ZFIN ID: ZDB-PUB-171216-2
Opening the black box of endocrine disruption of brain development: Lessons from the characterization of Bisphenol A
Nesan, D., Sewell, L.C., Kurrasch, D.M.
Date: 2017
Source: Hormones and behavior   101: 50-58 (Review)
Registered Authors: Kurrasch, Deborah
Keywords: none
MeSH Terms:
  • Animals
  • Anura
  • Benzhydryl Compounds/pharmacology
  • Benzhydryl Compounds/toxicity*
  • Brain/drug effects*
  • Brain/embryology*
  • Endocrine Disruptors/pharmacology
  • Endocrine Disruptors/toxicity*
  • Female
  • Humans
  • Mental Disorders/chemically induced
  • Neurogenesis/drug effects*
  • Phenols/pharmacology
  • Phenols/toxicity*
  • Pregnancy
  • Zebrafish
PubMed: 29241697 Full text @ Horm. Behav.
ABSTRACT
Bisphenol A (BPA) is among the best-studied endocrine disrupting chemicals, known to act via multiple steroid hormone receptors to mediate a myriad of cellular effects. Pre-, peri-, and postnatal BPA exposure have been linked to a variety of altered behaviors in multiple model organisms, ranging from zebrafish to frogs to mammalian models.
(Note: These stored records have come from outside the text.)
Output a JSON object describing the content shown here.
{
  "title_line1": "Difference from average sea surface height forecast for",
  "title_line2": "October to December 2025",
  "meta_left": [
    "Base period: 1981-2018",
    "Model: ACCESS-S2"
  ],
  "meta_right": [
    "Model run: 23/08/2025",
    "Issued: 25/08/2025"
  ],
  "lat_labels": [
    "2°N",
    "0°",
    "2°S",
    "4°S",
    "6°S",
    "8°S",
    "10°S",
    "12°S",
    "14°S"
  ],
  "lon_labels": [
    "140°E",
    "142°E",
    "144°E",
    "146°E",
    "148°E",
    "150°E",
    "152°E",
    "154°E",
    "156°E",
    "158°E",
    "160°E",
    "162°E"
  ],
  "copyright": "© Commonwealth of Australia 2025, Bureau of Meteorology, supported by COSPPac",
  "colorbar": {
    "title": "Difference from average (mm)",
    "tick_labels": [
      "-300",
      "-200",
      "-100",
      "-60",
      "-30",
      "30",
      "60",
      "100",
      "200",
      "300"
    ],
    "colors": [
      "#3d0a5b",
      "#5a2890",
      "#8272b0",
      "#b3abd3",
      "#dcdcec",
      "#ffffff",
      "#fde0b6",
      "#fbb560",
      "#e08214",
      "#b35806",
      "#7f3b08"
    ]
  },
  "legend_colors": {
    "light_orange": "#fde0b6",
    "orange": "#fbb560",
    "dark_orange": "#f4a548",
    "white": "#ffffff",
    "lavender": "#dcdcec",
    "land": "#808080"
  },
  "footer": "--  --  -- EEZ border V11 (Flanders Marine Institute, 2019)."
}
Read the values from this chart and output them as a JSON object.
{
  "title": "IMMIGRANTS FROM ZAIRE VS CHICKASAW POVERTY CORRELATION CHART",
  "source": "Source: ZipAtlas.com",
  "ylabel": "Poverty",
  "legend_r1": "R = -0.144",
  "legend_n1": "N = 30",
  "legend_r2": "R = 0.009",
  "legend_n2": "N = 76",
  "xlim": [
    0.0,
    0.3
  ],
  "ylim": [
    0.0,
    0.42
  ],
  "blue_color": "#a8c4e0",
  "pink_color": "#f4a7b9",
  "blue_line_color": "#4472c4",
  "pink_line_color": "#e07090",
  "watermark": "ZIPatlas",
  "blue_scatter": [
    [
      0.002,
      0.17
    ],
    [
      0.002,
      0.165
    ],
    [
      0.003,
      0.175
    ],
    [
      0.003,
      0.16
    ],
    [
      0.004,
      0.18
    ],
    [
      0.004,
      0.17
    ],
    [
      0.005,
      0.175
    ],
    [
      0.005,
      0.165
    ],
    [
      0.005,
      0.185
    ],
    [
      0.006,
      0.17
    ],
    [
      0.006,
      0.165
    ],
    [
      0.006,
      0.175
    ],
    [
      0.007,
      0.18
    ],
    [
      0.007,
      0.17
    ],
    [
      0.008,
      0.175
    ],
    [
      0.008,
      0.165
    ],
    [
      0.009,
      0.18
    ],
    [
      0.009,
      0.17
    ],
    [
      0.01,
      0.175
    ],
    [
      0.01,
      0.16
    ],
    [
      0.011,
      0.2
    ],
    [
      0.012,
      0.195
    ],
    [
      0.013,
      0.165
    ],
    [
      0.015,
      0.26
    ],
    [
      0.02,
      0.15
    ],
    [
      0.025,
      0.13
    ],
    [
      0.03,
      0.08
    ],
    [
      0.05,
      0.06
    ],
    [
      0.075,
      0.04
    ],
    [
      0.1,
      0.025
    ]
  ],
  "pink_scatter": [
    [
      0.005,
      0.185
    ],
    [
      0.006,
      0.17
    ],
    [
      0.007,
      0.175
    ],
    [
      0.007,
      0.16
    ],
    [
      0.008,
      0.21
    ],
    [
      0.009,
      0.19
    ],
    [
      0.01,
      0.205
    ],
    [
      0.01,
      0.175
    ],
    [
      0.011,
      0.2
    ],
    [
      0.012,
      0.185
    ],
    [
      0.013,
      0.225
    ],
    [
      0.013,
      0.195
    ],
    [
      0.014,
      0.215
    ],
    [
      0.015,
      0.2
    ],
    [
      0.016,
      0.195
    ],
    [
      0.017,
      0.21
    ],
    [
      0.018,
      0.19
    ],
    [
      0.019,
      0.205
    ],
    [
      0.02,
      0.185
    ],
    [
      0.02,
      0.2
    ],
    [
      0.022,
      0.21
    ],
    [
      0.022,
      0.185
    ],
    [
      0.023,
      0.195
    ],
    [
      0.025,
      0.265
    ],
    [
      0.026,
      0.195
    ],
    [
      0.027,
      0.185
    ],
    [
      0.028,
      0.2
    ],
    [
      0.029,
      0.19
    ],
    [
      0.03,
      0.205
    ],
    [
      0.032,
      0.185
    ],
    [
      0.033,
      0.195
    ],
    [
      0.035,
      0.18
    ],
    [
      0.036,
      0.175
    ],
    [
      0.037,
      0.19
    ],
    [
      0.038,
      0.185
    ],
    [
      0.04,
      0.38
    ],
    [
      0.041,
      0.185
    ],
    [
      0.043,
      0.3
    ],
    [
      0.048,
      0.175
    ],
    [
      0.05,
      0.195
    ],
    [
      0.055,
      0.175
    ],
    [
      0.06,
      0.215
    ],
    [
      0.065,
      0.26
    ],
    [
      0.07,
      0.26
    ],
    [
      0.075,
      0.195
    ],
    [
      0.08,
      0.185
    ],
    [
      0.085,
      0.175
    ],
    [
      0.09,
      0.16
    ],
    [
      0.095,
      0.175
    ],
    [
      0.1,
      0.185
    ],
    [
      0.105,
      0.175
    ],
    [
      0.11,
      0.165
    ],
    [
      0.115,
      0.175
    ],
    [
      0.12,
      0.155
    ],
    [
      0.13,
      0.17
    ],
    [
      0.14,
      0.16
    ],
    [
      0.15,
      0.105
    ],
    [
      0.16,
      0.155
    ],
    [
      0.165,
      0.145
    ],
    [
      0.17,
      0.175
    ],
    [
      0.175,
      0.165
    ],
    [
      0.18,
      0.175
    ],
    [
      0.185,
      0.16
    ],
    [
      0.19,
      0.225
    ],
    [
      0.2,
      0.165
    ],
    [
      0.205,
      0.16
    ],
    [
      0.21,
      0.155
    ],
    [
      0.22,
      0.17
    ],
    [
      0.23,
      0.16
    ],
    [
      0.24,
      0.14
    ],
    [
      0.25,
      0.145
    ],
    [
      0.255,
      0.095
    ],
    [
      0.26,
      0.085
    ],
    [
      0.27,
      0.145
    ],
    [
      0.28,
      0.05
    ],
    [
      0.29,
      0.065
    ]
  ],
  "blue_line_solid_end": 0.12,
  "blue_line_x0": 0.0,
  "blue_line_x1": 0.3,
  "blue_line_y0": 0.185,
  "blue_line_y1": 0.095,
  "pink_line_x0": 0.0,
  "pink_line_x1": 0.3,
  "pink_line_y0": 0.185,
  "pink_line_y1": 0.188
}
Given that BPA can cross the human placental barrier and has been found in the serum of human fetuses during gestation, BPA has been postulated to adversely affect ongoing neurodevelopment, ultimately leading to behavioral disorders later in life. Indeed, the brain has been identified as a key developmental target for BPA disruption. Despite these known associations between gestational BPA exposure and adverse developmental outcomes, as well as an extensive body of evidence existing in the literature, the mechanisms by which BPA induces its cellular- and tissue-specific effects on neurodevelopmental processes still remains poorly understood at a mechanistic level. In this review we will briefly summarize the effects of gestational BPA exposure on neural developmental mechanisms and resulting behaviors, and then present suggestions for how we might address gaps in our knowledge to develop a fuller understanding of endocrine neurodevelopmental disruption to better inform governmental policy against the use of BPA or other endocrine disruptors.